Sanwa Bank was a major financier for the textile industry in the 1950s. After arranging an affiliation between Ube Industries and Nippon Rayon in 1954, Sanwa began promoting industrial transactions between its major customers, formalizing the process in the early 1960s through the establishment of special promotion units. In 1968, Sanwa arranged the merger of the Nissho and Iwai trading companies to form Nissho Iwai (now Sojitz), creating a large general trading company to cater to its customers. The three largest members of the group (Hitachi Shipbuilding, Ube Industries and Teijin) had relatively independent positions with no cross-shareholdings. The development of this group paralleled the development of the Fuyo Group and DKB Group around alliances between major banks and trading companies.

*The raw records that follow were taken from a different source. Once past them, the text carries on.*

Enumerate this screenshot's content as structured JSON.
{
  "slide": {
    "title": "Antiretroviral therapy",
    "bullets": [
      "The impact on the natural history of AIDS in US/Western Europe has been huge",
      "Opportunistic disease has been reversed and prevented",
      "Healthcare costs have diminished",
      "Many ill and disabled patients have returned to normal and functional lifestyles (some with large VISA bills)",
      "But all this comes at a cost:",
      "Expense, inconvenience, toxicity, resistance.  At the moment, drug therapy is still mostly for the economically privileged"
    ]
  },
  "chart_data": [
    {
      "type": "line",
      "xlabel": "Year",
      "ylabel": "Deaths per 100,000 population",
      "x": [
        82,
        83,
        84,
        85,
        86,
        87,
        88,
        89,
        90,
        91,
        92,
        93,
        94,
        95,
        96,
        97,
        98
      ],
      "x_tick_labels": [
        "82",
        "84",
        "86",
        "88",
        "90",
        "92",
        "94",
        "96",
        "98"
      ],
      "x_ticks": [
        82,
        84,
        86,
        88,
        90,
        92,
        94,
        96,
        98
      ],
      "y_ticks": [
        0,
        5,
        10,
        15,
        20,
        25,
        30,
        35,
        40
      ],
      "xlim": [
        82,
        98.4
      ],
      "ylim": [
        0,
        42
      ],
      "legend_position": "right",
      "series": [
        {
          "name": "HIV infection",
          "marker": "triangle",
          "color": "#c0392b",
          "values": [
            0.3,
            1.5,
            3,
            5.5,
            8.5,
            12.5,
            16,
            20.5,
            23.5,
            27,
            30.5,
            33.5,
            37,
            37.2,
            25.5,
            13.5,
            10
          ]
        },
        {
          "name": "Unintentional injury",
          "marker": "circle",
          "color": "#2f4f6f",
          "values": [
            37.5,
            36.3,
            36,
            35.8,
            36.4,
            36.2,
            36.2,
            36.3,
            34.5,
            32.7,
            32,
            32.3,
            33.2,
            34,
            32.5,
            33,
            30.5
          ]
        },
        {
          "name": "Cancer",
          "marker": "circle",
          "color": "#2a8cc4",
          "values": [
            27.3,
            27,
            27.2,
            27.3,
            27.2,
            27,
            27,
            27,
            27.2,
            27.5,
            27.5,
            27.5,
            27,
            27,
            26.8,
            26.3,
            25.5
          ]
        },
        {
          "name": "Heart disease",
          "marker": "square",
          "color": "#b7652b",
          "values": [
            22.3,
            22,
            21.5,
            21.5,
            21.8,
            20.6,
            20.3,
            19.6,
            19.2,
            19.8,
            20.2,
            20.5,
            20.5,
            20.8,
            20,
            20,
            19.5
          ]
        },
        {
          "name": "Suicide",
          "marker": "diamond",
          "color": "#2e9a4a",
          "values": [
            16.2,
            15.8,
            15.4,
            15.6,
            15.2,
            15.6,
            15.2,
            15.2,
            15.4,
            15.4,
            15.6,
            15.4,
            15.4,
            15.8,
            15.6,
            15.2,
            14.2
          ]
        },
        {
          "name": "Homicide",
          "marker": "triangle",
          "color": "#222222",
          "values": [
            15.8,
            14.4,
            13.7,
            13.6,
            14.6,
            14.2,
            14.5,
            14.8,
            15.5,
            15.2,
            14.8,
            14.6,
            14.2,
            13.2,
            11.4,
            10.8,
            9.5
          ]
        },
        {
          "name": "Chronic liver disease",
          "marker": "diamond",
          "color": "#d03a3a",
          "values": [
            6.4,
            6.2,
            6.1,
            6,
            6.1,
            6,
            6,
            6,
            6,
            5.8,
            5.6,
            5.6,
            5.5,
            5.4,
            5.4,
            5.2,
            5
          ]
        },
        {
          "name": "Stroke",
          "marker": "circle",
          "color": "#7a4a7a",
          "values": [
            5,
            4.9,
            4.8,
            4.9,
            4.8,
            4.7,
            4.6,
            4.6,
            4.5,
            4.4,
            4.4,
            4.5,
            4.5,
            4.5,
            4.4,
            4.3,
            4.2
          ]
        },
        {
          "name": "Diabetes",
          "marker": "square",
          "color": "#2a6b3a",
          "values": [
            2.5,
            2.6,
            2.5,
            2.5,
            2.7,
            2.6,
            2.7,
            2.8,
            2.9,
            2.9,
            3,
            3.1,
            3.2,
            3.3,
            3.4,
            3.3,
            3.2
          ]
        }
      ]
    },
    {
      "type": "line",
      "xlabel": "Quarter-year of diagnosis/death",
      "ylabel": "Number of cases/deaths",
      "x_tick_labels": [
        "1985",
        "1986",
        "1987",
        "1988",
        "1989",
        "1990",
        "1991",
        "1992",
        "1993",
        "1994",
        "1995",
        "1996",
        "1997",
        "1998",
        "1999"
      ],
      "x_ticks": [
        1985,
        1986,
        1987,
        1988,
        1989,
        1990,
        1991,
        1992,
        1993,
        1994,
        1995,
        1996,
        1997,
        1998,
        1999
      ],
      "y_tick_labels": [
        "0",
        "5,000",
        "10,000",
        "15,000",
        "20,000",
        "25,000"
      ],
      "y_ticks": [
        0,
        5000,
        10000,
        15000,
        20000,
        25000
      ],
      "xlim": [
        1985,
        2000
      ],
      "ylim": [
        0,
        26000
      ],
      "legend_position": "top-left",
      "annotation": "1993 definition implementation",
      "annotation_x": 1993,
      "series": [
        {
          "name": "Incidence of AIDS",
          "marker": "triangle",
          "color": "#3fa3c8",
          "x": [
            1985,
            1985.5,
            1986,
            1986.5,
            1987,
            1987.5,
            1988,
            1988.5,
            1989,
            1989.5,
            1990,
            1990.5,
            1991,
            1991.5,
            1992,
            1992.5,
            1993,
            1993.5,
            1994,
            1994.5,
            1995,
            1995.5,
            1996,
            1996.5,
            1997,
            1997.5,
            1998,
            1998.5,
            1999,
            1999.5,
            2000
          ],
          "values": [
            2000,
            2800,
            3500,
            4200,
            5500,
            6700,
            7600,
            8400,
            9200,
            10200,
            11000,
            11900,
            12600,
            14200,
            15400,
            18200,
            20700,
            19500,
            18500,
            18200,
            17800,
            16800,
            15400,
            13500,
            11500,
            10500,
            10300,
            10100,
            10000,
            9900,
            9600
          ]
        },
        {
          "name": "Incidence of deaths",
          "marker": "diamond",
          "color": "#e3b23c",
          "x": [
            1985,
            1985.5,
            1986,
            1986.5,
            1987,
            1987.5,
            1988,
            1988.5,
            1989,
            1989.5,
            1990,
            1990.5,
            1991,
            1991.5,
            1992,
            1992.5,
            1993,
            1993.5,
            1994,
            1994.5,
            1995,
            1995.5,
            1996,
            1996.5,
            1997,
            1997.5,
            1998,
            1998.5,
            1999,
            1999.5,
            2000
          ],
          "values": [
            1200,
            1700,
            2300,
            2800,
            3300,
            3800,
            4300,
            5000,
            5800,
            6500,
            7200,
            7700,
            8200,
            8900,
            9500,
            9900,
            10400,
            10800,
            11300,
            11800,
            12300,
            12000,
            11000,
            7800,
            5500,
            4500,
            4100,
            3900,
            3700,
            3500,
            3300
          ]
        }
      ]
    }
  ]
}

The Sanwa Group held a collective exhibition at Expo '70 in Osaka called Midori-kan (みどり館). Later that year, 31 Sanwa Group members formed Midori-kai as a joint venture company. It eventually grew to 157 members, serving as a common HR, insurance and business support platform.

After the stock market and real estate crash in the 1990s, the group's core bank, Sanwa Bank (三和銀行) was laden with bad debts. In 2001, it merged with Tokai Bank and Toyo Trust and Banking Company to form UFJ Holdings (UFJホールディングス), with the UFJ Group (UFJグループ) taking over from Sanwa Group. Later, UFJ Holdings merged with Bank of Tokyo-Mitsubishi to form Mitsubishi UFJ Financial Group.